Enter Zubar. He stepped in for the second leg without high expectations; in fact, he was a serious concern for New York. But he and Miazga did what they had to do, picking up another clean sheet while doing a good job of stifling United forward Alvaro Saborio.
Now it will be time to see whether he can stop Kamara, Finlay and Federico Higuain.
3. DPs aren't the way to win anymore
Here's how the former European stars that came to MLS this year as a "relaxing" end to their careers fared in this league:
Frank Lampard, NYCFC: Missing a lot of time with injuries, Lampard never made a big impact as his club saw its season end early.
Andrea Pirlo, NYCFC: Diddo, except for the injury part.
David Villa, NYCFC: Scored a lot, but couldn't get NYC into the playoffs.
Steven Gerrard, LA Galaxy: Never really figured out how to go 90 minutes as the former Liverpool legend watched the star-studded Galaxy flame out in the first round.
Kaká, Orlando City: Like Villa, he scored plenty but didn't make the playoffs.
Didier Drogba, Montreal Impact: In a class of his own.
Five out of these six either didn't make the playoffs or dropped out in the first round. Meanwhile, here are the main players for the four remaining teams:
-Bradley Wright-Phillips: Englishman acquired mid-2013. No England caps aside from five with U-20s.
-Luis Robles: American keeper who has played in 106 Red Bull games since 2012. Drafted by DC United.
-Dax McCarty: Midfielder drafted by FC Dallas in 2006. MLS lifer.
-Kei Kamara: Played in MLS almost his entire career. Born in Kenema, Sierra Leone.
-Ethan Finlay: From Minnesota, he has played professionally with only the Crew.
-Wil Trapp: Grew up in Columbus suburbs, played for Crew since 2013.
-Darlington Nagbe: Born in Liberia, gained US citizenship this year, only played for amateur USL PDL club Cleveland Internationals aside from Portland.
-Diego Valeri: Started his career with Lanùs in Argentina, has played with Portland since 2013. Three Argentina caps.
-Fanendo Adi: Formerly with clubs in Slovakia, Denmark and Ukraine, he had two caps with Nigeria U-23s.
-Fabian Castillo: Previously with Colombian club Deportivo Cali, Castillo has gotten attention from both the Colombian national team and European sides. Has played in Dallas the whole of his career outside of his home country.
-Mauro Diaz: The Argentinean began his pro career with River Plate before arriving in America in 2013.

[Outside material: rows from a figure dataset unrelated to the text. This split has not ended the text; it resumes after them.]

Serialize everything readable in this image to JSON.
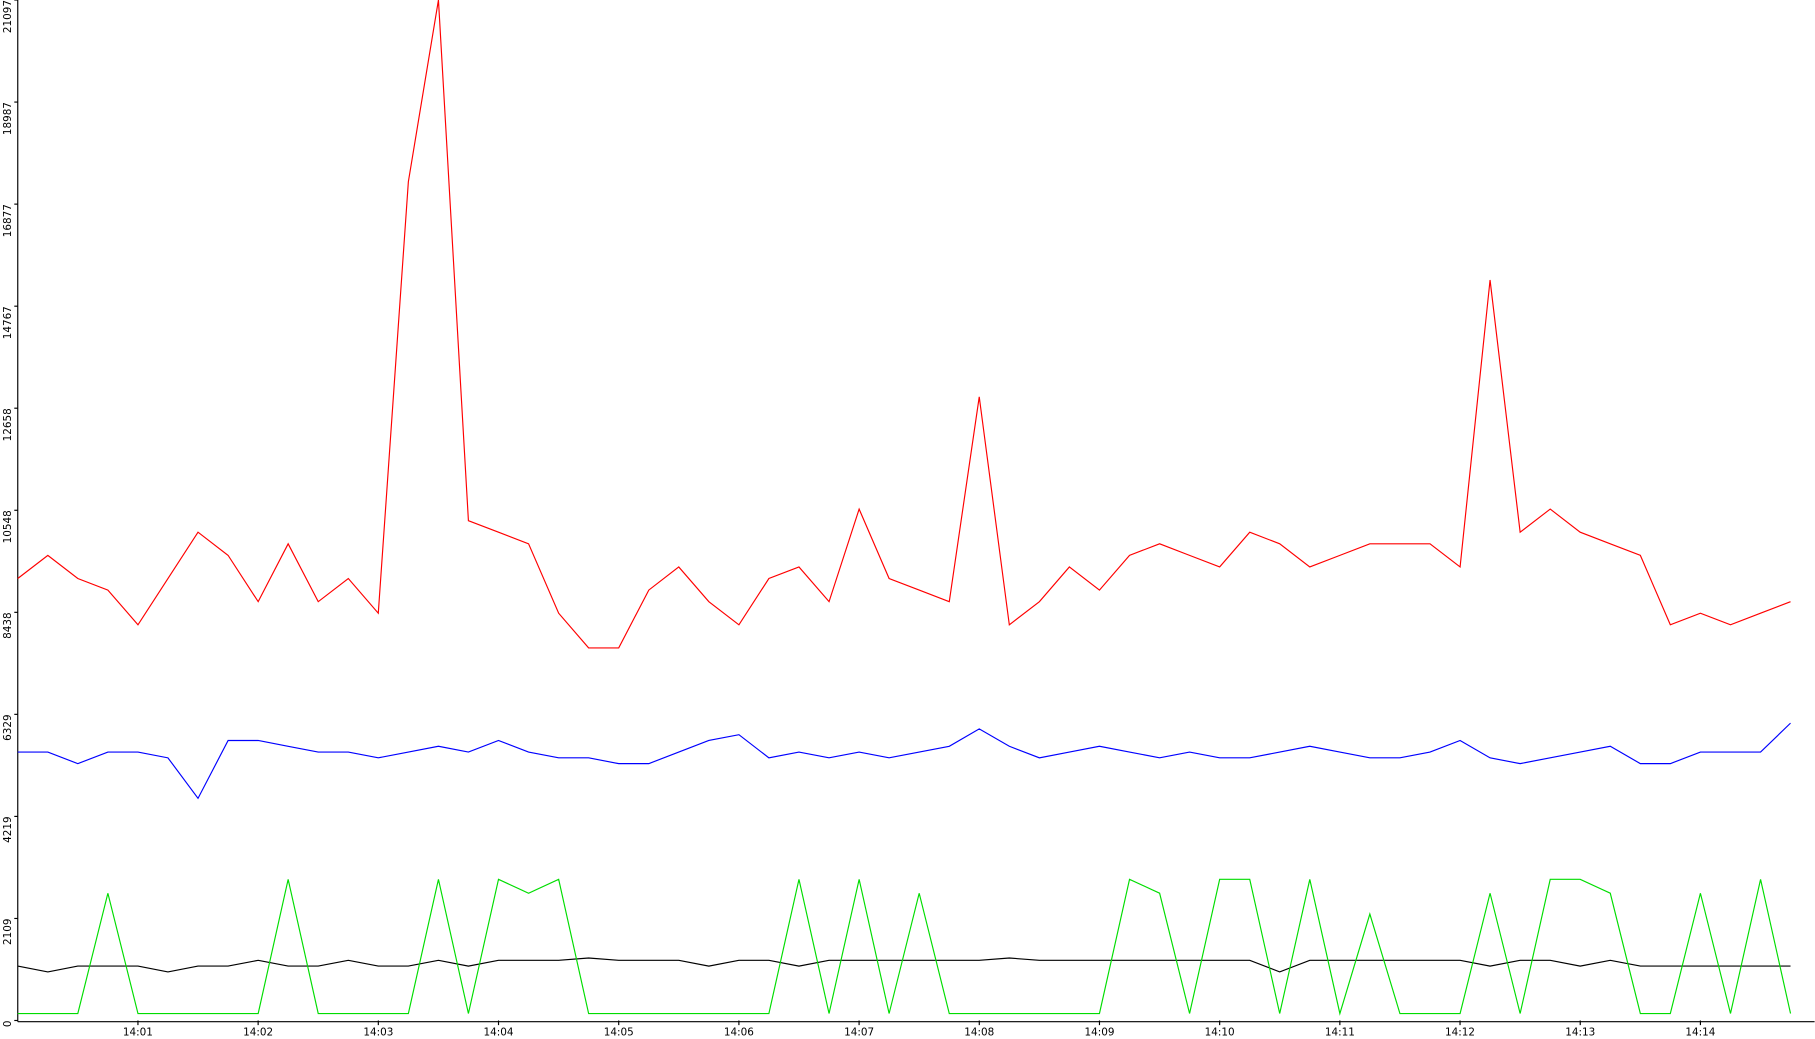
{
  "chart_data": {
    "type": "line",
    "x": [
      0,
      0.25,
      0.5,
      0.75,
      1,
      1.25,
      1.5,
      1.75,
      2,
      2.25,
      2.5,
      2.75,
      3,
      3.25,
      3.5,
      3.75,
      4,
      4.25,
      4.5,
      4.75,
      5,
      5.25,
      5.5,
      5.75,
      6,
      6.25,
      6.5,
      6.75,
      7,
      7.25,
      7.5,
      7.75,
      8,
      8.25,
      8.5,
      8.75,
      9,
      9.25,
      9.5,
      9.75,
      10,
      10.25,
      10.5,
      10.75,
      11,
      11.25,
      11.5,
      11.75,
      12,
      12.25,
      12.5,
      12.75,
      13,
      13.25,
      13.5,
      13.75,
      14,
      14.25,
      14.5,
      14.75
    ],
    "xlim": [
      0,
      14.95
    ],
    "xticks": [
      {
        "value": 1,
        "label": "14:01"
      },
      {
        "value": 2,
        "label": "14:02"
      },
      {
        "value": 3,
        "label": "14:03"
      },
      {
        "value": 4,
        "label": "14:04"
      },
      {
        "value": 5,
        "label": "14:05"
      },
      {
        "value": 6,
        "label": "14:06"
      },
      {
        "value": 7,
        "label": "14:07"
      },
      {
        "value": 8,
        "label": "14:08"
      },
      {
        "value": 9,
        "label": "14:09"
      },
      {
        "value": 10,
        "label": "14:10"
      },
      {
        "value": 11,
        "label": "14:11"
      },
      {
        "value": 12,
        "label": "14:12"
      },
      {
        "value": 13,
        "label": "14:13"
      },
      {
        "value": 14,
        "label": "14:14"
      }
    ],
    "ylim": [
      0,
      21097
    ],
    "yticks": [
      0,
      2109,
      4219,
      6329,
      8438,
      10548,
      12658,
      14767,
      16877,
      18987,
      21097
    ],
    "grid": false,
    "series": [
      {
        "color": "#ff0000",
        "values": [
          9137,
          9616,
          9137,
          8898,
          8181,
          9137,
          10094,
          9616,
          8659,
          9855,
          8659,
          9137,
          8420,
          17342,
          21097,
          10333,
          10094,
          9855,
          8420,
          7702,
          7702,
          8898,
          9377,
          8659,
          8181,
          9137,
          9377,
          8659,
          10572,
          9137,
          8898,
          8659,
          12893,
          8181,
          8659,
          9377,
          8898,
          9616,
          9855,
          9616,
          9377,
          10094,
          9855,
          9377,
          9616,
          9855,
          9855,
          9855,
          9377,
          15309,
          10094,
          10572,
          10094,
          9855,
          9616,
          8181,
          8420,
          8181,
          8420,
          8659
        ]
      },
      {
        "color": "#0000ff",
        "values": [
          5549,
          5549,
          5310,
          5549,
          5549,
          5430,
          4593,
          5789,
          5789,
          5669,
          5549,
          5549,
          5430,
          5549,
          5669,
          5549,
          5789,
          5549,
          5430,
          5430,
          5310,
          5310,
          5549,
          5789,
          5908,
          5430,
          5549,
          5430,
          5549,
          5430,
          5549,
          5669,
          6028,
          5669,
          5430,
          5549,
          5669,
          5549,
          5430,
          5549,
          5430,
          5430,
          5549,
          5669,
          5549,
          5430,
          5430,
          5549,
          5789,
          5430,
          5310,
          5430,
          5549,
          5669,
          5310,
          5310,
          5549,
          5549,
          5549,
          6147
        ]
      },
      {
        "color": "#000000",
        "values": [
          1124,
          1005,
          1124,
          1124,
          1124,
          1005,
          1124,
          1124,
          1244,
          1124,
          1124,
          1244,
          1124,
          1124,
          1244,
          1124,
          1244,
          1244,
          1244,
          1292,
          1244,
          1244,
          1244,
          1124,
          1244,
          1244,
          1124,
          1244,
          1244,
          1244,
          1244,
          1244,
          1244,
          1292,
          1244,
          1244,
          1244,
          1244,
          1244,
          1244,
          1244,
          1244,
          1005,
          1244,
          1244,
          1244,
          1244,
          1244,
          1244,
          1124,
          1244,
          1244,
          1124,
          1244,
          1124,
          1124,
          1124,
          1124,
          1124,
          1124
        ]
      },
      {
        "color": "#00dd00",
        "values": [
          144,
          144,
          144,
          2631,
          144,
          144,
          144,
          144,
          144,
          2918,
          144,
          144,
          144,
          144,
          2918,
          144,
          2918,
          2631,
          2918,
          144,
          144,
          144,
          144,
          144,
          144,
          144,
          2918,
          144,
          2918,
          144,
          2631,
          144,
          144,
          144,
          144,
          144,
          144,
          2918,
          2631,
          144,
          2918,
          2918,
          144,
          2918,
          144,
          2200,
          144,
          144,
          144,
          2631,
          144,
          2918,
          2918,
          2631,
          144,
          144,
          2631,
          144,
          2918,
          144
        ]
      }
    ]
  }
}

-Kellyn Acosta: A homegrown signing, the Plano, Texas native played in both the 2011 U-17 World Cup and 2013 U-20 World Cup.
Do you see a theme here?
The majority of these guys have either spent their entire careers with their current club or have been developed mostly in the United States. No 35-year old designated players that won 300 Champions Leagues, 2,000 Premier League titles and 5 World Cups.
The way to win in MLS is not by going the David Beckham route. It's by going the Fabian Castillo route, or the Kei Kamara route. Go find your player that fits your style and make him great.
That is the blueprint for success in Major League Soccer.